Adsorbents for the removal of organic and inorganic contaminants from water

Abstract

The molluscicide metaldehyde has been frequently detected in ground and surface waters in concentrations exceeding the 0.1 μg L-1 EU regulatory limit, as industrial Granular Activated Carbon (GAC) has been proven inadequate in achieving efficient removal by adsorption. In the present work, Chapter 3.1 describes our research efforts to identify better adsorbents for metaldehyde. Several HCPs and Polymers of Intrinsic Microporosity (PIMs) were synthesised and tested for their metaldehyde adsorptive properties through batch equilibrium experiments. Upon comparison to benchmark adsorbents, a cost-effective HCP based on the TPB aromatic monomer, polymerised in the presence of AlCl3 and DCM, was identified as an excellent candidate for aqueous metaldehyde removal. Novel externally crosslinked analogues of the material were found to display enhanced adsorptive properties, and this was shown by gas adsorption data to be due a result of higher meso and macroporosities, which result in efficient intraparticle mass transport of metaldehyde to the micropores. Solid-state 13C NMR spectroscopy confirmed that the externally crosslinked networks contained a higher degree of alkyl-based linking units, in comparison to TPB-DCM for which Scholl coupling was prevalent. Further aqueous experiments including isotherm studies, adsorption kinetics and Rapid Small Scale Column Tests (RSSCTs) for the novel network derived from TPB & trimethylorthoformate (TMOF) crosslinker are discussed in Chapter 3.2. The overall findings suggest an exceptional maximum adsorption capacity for metaldehyde qmax = 125.00 ± 6.03 mg L-1, as determined from the Langmuir model, very fast kinetics following pseudosecond order kinetics with K2 = 0.15 ± 0.02 mg-1 g min-1, and excellent efficiency in RSSCTs, with 2500 column volumes of 0.5 mg L-1 metaldehyde-spiked water purified before breakthrough. Regeneration of the adsorbent thermally, and via solvent wash were shown to be possible but were not fully investigated. Pre-polymerisation modification of the TPB unit by the introduction of methoxy and hydroxy substituents was found to negatively affect the porosity and metaldehyde uptake of the materials produced, whereas no significant differences were observed for fluorine substituents. A magnetically responsive nanocomposite of TPB-HCP and functionalised magnetite particles was synthesised successfully and retained high metaldehyde affinity.

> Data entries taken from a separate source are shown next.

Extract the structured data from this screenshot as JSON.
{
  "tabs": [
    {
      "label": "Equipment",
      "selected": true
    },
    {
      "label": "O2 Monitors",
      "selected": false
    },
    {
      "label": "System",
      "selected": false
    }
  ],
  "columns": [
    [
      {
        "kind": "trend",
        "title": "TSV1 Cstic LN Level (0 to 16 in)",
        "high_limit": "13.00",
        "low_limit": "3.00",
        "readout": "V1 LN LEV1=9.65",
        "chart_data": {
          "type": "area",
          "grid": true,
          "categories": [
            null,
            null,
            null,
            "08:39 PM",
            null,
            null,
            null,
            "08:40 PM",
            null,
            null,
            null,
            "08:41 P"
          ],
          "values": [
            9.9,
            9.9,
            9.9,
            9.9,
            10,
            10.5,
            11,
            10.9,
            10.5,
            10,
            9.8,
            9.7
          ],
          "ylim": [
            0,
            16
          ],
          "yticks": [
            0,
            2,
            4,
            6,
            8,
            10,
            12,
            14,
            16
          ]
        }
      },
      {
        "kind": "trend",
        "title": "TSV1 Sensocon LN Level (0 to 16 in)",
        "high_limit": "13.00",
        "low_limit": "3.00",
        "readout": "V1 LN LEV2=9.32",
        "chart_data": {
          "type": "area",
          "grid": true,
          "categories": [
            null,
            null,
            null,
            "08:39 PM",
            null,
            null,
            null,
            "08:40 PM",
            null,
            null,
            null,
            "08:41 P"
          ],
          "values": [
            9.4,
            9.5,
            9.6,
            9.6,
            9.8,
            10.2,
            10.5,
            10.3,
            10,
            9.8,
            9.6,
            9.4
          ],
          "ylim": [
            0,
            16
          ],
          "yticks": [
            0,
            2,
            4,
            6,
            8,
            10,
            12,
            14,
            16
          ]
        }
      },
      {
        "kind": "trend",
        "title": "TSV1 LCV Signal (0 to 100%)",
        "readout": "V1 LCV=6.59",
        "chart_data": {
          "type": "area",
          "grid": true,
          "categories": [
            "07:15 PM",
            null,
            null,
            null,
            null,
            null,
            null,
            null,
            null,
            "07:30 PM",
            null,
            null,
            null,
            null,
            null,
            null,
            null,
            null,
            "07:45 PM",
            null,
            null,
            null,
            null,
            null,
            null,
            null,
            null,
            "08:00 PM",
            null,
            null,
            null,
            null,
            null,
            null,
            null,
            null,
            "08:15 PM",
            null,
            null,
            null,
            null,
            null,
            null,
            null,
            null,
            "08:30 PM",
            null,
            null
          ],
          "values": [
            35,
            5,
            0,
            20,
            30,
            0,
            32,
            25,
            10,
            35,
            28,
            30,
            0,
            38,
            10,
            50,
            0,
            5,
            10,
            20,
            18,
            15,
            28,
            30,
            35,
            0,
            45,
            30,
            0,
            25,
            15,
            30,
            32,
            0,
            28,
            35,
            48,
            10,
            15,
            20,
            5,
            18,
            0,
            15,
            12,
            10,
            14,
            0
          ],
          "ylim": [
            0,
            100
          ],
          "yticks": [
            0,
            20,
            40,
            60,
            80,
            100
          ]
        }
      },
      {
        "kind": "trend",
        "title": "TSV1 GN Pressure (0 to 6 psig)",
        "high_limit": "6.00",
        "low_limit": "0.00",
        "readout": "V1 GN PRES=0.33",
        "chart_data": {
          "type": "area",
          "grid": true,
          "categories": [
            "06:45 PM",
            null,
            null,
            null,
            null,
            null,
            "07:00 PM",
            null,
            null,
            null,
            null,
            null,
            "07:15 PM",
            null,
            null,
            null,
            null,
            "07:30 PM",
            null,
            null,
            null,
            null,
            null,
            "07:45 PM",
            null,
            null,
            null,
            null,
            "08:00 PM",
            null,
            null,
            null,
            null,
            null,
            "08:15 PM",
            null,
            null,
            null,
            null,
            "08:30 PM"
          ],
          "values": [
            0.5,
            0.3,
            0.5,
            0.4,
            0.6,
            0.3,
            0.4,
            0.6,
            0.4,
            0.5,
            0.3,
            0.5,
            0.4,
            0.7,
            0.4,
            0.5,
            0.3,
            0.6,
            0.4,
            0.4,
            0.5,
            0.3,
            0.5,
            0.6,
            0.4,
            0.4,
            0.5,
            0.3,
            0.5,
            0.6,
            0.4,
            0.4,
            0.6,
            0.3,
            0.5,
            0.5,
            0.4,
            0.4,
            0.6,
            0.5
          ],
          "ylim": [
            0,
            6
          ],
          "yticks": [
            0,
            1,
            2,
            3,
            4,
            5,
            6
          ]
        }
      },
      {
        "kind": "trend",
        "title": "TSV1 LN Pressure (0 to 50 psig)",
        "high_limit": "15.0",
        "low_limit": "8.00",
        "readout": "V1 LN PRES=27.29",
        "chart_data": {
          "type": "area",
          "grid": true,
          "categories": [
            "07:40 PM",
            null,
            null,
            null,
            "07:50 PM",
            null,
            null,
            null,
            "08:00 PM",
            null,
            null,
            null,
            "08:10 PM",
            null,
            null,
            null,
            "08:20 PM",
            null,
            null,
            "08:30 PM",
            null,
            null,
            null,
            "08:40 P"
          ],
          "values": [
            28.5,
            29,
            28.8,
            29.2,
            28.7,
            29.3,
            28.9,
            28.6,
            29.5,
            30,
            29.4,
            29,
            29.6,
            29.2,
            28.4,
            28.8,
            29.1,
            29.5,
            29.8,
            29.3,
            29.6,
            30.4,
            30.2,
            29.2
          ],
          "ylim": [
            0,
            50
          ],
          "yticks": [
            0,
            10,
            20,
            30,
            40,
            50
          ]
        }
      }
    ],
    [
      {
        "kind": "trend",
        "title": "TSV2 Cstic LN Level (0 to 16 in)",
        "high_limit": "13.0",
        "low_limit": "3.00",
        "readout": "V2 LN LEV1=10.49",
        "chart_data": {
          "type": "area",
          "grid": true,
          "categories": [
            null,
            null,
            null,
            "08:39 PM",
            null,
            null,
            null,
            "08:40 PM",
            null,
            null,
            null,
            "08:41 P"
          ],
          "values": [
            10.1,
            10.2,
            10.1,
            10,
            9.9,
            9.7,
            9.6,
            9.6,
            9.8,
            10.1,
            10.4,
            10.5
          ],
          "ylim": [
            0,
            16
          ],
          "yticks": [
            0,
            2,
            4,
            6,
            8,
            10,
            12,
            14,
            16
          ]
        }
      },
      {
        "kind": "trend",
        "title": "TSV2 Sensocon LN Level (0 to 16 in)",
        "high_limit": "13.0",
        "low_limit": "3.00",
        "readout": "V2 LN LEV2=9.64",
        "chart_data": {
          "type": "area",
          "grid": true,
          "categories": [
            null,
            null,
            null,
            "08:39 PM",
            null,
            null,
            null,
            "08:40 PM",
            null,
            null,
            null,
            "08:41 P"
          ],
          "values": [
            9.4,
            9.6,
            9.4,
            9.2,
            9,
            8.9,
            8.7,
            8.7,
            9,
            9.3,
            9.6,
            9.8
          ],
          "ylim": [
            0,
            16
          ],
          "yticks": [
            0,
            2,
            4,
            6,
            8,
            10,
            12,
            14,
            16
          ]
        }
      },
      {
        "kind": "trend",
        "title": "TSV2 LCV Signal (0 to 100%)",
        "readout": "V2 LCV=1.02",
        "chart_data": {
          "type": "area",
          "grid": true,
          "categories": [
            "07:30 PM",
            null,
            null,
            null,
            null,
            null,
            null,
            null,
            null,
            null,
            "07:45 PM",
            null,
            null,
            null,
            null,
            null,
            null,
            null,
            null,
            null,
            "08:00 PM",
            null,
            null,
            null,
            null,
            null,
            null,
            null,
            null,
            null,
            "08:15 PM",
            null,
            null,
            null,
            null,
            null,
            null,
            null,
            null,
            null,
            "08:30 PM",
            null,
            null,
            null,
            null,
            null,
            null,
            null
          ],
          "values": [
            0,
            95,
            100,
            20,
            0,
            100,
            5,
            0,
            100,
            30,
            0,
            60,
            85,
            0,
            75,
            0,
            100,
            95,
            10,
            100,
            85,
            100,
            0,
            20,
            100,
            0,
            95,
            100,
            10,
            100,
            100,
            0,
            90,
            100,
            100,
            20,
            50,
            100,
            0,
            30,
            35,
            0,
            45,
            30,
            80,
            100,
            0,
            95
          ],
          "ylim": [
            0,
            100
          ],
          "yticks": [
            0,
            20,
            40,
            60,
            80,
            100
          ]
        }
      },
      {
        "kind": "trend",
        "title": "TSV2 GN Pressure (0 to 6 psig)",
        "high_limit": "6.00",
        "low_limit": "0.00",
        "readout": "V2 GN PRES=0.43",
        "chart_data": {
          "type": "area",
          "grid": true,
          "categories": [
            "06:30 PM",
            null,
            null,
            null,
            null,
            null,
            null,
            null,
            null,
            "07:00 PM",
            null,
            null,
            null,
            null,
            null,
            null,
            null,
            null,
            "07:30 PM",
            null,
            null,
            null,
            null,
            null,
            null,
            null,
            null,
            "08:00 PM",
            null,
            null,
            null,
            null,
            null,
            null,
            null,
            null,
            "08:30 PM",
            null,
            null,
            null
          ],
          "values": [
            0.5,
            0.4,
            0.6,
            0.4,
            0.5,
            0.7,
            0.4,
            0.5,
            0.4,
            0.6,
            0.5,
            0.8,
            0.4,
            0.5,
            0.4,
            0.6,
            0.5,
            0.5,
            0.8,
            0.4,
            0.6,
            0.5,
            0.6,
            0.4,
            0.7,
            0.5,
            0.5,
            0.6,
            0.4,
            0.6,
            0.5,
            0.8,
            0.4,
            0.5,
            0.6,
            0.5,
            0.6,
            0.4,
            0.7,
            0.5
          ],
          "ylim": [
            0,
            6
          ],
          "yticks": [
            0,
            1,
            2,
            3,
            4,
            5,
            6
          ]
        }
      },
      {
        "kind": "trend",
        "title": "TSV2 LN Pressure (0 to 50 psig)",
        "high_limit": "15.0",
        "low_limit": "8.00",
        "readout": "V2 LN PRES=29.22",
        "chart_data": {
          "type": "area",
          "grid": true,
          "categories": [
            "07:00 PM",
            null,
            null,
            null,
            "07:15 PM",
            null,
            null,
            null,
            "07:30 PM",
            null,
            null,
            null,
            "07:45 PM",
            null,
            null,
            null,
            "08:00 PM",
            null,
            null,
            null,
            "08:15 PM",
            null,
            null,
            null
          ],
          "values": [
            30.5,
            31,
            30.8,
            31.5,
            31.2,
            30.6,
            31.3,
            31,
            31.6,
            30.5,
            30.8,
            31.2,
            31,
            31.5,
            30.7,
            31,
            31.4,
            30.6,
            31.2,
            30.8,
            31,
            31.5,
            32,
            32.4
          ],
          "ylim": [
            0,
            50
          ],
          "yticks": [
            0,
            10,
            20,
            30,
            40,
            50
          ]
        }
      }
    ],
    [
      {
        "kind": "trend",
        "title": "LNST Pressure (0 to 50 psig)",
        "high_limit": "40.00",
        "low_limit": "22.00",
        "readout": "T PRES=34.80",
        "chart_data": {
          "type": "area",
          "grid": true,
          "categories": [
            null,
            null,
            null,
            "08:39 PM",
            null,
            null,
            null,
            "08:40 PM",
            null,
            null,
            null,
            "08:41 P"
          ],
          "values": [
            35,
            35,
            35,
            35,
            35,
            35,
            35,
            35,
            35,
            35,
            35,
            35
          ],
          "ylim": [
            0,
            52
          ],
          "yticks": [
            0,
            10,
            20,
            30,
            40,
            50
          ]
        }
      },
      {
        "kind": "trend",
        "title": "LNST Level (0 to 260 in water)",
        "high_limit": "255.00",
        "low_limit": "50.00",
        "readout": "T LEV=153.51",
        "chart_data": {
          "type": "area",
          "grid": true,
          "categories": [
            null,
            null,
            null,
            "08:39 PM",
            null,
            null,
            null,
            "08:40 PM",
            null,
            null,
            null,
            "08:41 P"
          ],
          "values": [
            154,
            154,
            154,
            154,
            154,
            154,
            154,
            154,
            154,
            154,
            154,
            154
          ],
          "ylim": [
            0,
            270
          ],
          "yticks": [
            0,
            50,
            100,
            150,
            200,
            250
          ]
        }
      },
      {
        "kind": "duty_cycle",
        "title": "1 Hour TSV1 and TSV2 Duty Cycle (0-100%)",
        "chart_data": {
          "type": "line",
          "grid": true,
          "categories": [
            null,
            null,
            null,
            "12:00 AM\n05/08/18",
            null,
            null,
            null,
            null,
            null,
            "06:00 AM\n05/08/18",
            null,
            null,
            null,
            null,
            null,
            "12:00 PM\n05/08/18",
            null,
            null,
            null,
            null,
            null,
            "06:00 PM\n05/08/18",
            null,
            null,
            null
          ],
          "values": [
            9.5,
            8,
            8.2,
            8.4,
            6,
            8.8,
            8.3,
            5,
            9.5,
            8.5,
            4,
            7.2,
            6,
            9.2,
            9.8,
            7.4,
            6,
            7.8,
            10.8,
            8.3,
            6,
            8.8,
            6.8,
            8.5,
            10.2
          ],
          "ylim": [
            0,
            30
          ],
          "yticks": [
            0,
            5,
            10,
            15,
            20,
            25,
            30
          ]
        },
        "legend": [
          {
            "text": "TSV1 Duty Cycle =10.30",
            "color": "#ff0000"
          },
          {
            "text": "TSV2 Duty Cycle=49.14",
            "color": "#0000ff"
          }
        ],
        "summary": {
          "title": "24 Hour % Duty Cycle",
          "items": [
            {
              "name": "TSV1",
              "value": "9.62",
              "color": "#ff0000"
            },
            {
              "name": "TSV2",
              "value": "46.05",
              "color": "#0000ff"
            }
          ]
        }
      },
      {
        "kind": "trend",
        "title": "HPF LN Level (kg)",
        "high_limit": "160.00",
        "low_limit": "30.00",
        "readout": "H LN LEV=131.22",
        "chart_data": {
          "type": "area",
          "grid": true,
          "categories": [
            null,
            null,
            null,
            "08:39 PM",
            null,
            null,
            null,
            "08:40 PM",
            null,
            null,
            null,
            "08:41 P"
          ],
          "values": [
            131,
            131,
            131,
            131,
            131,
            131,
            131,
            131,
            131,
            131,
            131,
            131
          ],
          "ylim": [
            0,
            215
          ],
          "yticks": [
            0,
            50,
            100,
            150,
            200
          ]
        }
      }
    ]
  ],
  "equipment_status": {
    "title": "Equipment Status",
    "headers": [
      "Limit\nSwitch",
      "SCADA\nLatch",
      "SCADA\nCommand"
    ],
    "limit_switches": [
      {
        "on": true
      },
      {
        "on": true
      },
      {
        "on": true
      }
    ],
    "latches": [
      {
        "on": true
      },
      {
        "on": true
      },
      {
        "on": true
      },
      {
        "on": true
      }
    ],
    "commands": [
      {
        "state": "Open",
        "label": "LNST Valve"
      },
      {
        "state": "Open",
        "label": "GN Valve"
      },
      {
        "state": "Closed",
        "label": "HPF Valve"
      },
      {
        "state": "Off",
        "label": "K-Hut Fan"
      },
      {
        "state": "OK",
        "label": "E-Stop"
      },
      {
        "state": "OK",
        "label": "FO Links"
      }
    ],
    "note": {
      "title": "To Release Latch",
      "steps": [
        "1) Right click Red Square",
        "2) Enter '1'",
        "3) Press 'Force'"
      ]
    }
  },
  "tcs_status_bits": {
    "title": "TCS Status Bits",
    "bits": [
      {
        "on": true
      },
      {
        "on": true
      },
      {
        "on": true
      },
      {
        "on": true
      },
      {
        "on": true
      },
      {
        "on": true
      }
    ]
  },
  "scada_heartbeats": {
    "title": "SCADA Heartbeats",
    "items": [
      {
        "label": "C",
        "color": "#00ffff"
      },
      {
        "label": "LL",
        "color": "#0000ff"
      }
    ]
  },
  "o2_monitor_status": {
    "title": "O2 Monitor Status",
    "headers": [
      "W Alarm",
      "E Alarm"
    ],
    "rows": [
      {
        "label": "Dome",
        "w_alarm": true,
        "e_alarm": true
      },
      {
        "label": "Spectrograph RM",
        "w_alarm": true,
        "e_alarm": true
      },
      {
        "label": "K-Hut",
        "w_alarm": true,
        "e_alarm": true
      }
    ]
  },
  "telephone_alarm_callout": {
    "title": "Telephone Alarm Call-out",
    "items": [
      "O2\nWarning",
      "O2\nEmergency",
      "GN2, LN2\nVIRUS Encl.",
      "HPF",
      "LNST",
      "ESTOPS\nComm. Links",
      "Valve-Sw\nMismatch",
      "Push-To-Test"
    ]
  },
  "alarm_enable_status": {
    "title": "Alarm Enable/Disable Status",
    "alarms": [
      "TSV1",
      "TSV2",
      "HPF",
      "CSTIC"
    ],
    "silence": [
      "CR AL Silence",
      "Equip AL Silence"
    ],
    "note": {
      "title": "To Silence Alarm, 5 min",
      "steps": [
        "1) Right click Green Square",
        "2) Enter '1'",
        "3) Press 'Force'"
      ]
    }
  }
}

Chapter 3.3 describes that synthesis of sulfonated HCPs and PIMs, through post-polymerisation modification routes, based on acetylsulfuric acid (ASA) and sulfuric acid/triflic anhydride (SA-TfA). The materials were characterised by SS ¹³C NMR, TGA and IR, which confirmed successful sulfonation, and the ion-exchange capacity (IEC) was determined by Boehm titration methods. The degree of sulfonation was found to greatly enhance Pb²⁺ uptake properties, despite the significant decreases in pore volumes and BET surface areas. Highly sulfonated adsorbents based on TPB, triptycene (tryp) and dibenzomethanopentace (DBMP) units, with IECs ranging between 4.2-6.5 mmol g⁻¹, were found to achieve similar removal efficiencies approaching 99% at initial Pb²⁺ concentration of 160 mg L⁻¹ and adsorbent dose of 1 mg L⁻¹. Isotherm studies on the DBMP-DCM/SA-TfA modified adsorbent further demonstrated the high affinity of the material for Pb2+, with the dataset showing a satisfactory fit for both Freundlich and Langmuir models, and excellent fit to the Dubinin-Astakov model, suggesting that a chemisorption process is prevalent. This was further supported by the Langmuir separation factor, as well as the observed shifts in Pb²⁺-induced sulfonic acid vibrational wavenumbers.

Chapter 3.4 investigates the degradation of metaldehyde using the derived sulfonated adsorbents, through batch-type GC-MS and NMR experiments. A fast decline in the kinetics of the process was attributed to the narrow pore size distribution of TPB-DCM/ASA, in addition to the strong binding of metaldehyde degradation products to the material, which compete with metaldehyde for the catalytic sites. The breakdown of metaldehyde to acetaldehyde was observed by NMR, which showed additional conversion of acetaldehyde to a variety of products. The presence of paraldehyde, acetic acid, formic acid, acetone, CO₂ was observed in addition to poly(oxymethylene) glycol chains of various lengths. At high contact times, the presence of alkanes, olefins and various other unidentified compounds was confirmed by the ¹H-¹³C HSQC spectrum. It is speculated that the conversion is likely proceeding through aldol condensation to form acetaldol which forms crotonaldehyde upon dehydration, however, the high complexity of the redox conversion cycle did not allow for full mechanistic determination. The versatile catalytic activity of the adsorbent TPB-DCM/ASA is recognised and should be further investigated.